Adrian looked unsurprised.

Allison looked at Lucian and realized, with dawning horror and a reluctant spark of amusement, that of course he had already prepared a room.

Of course he had.

Because apparently calm men with gray eyes and private humor were the most dangerous kind of all.

"That," Allison said slowly, "feels suspicious."

Lucian's expression remained perfectly neutral. "I prefer ready."

Her lips twitched.

She hated that she liked that answer.

Too much.

Adrian picked up the first suitcase. "We're leaving now."

And just like that, it was real again.

The room.

The marriage.

The lie.

Done.

Allison took one last look behind her, then turned away without regret.

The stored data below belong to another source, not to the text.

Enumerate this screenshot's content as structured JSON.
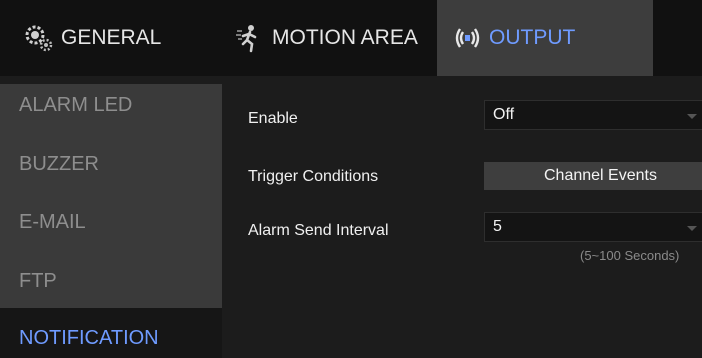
{
  "tabs": {
    "general": {
      "label": "GENERAL",
      "icon": "gears-icon"
    },
    "motion_area": {
      "label": "MOTION AREA",
      "icon": "running-person-icon"
    },
    "output": {
      "label": "OUTPUT",
      "icon": "broadcast-signal-icon",
      "active": true
    }
  },
  "sidebar": {
    "items": [
      {
        "label": "ALARM LED"
      },
      {
        "label": "BUZZER"
      },
      {
        "label": "E-MAIL"
      },
      {
        "label": "FTP"
      },
      {
        "label": "NOTIFICATION",
        "active": true
      }
    ]
  },
  "form": {
    "enable": {
      "label": "Enable",
      "value": "Off"
    },
    "trigger": {
      "label": "Trigger Conditions",
      "button": "Channel Events"
    },
    "interval": {
      "label": "Alarm Send Interval",
      "value": "5",
      "hint": "(5~100 Seconds)"
    }
  },
  "colors": {
    "accent": "#6f9bff",
    "background": "#1c1c1c",
    "panel": "#3a3a3a"
  }
}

In the hallway, Lucian fell into step beside her while Adrian and Susanna moved slightly ahead with the luggage and documents.

No one touched.

No one needed to.

The air between them was full enough.

"You really had a room prepared?" Allison asked under her breath as they walked.

Lucian looked straight ahead. "Yes."

"That's either thoughtful or terrifying."

"It can be both."

She looked at him.

He kept his face calm, but she caught it—that quiet private humor, the one he tried to hide behind serious public composure.

For the first time that night, Allison felt something unfamiliar under all the wreckage.

Not relief.

Not triumph.

Not even safety.

Possibility.

It frightened her more than the revenge ever had.

Downstairs, the foyer doors opened.

Cold night air poured in.

And with her family around her, her future waiting in ways she had not planned, and Lucian Calloway walking at her side—

Allison Croft stepped out of the Morrison house for the last time.

Not as the woman they had used.

But as the woman they had failed to destroy.